# Theatre Jeusette, Belgium



## mookster (Mar 19, 2013)

The Belgian odyssey rumbles on....

This was a backup after the snow made other plans both impossible and very stupid, I didn't expect to get in being as it's right in the middle of a city but after a fair bit of fumbling around in the snow looking for access we got in, and it's a thoroughly decent place. It's a shame all the seats from the stalls are stacked up in a side room but you can't have everything.

































More here http://www.flickr.com/photos/mookie427/sets/72157633031350369/ 

By this time the snow was beginning to properly pile up, so every report from here on will be full of the cold white stuff - what can I say, you wait over a year for a snow explore to come along and then you get 4 days of them on the trot!


----------



## Silent Hill (Mar 19, 2013)

Now that's what I call a building  Love it mate.

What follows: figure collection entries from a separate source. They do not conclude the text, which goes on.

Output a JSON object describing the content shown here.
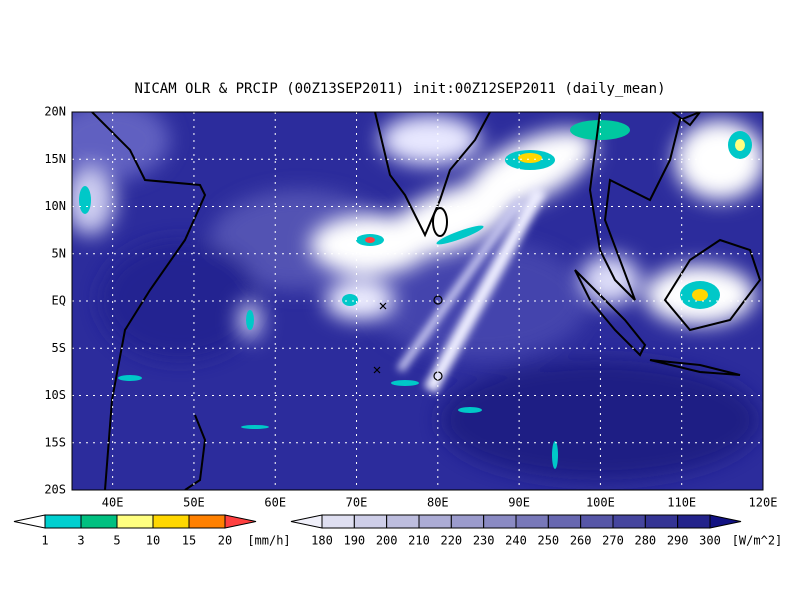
{
  "title": "NICAM OLR & PRCIP (00Z13SEP2011) init:00Z12SEP2011 (daily_mean)",
  "lat_labels": [
    "20N",
    "15N",
    "10N",
    "5N",
    "EQ",
    "5S",
    "10S",
    "15S",
    "20S"
  ],
  "lon_labels": [
    "40E",
    "50E",
    "60E",
    "70E",
    "80E",
    "90E",
    "100E",
    "110E",
    "120E"
  ],
  "precip_legend": {
    "labels": [
      "1",
      "3",
      "5",
      "10",
      "15",
      "20"
    ],
    "unit": "[mm/h]"
  },
  "olr_legend": {
    "labels": [
      "180",
      "190",
      "200",
      "210",
      "220",
      "230",
      "240",
      "250",
      "260",
      "270",
      "280",
      "290",
      "300"
    ],
    "unit": "[W/m^2]"
  }
}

Your trip has certainly been fruitful in every aspect


----------



## perjury saint (Mar 19, 2013)

*More loveliness!! Very tidy...*


----------



## UrbanX (Mar 19, 2013)

Yep. Yep thats nice. 
That side wall of the theatre is amazing! 
Beautiful, thanks for sharing!


----------



## UEP-Wales (Mar 20, 2013)

Got to love a good Theatre! Awesome shots as always


----------



## TeeJF (Mar 20, 2013)

Bl**dy weather hey! We got snowed off in January for a long weekend around Verdun too but luckily we managed a few weeks later. Great venue there!


----------



## flyboys90 (Mar 20, 2013)

Nice looking theatre,thanks for sharing.


----------



## jerm IX (Mar 21, 2013)

Love this. Thanks for sharing.


----------



## Mars Lander (Mar 21, 2013)

wowsars another helping of extreme euro goodness


----------



## Lucky Pants (Mar 21, 2013)

Very nice


----------



## NakedEye (Mar 29, 2013)

thought photo 1 was an operating theatre until i scrolled down! again, fantastic report there mate...thanks for making us all jealous once again!!


----------



## ZerO81 (Mar 29, 2013)

Cracking stuff as ever mate


----------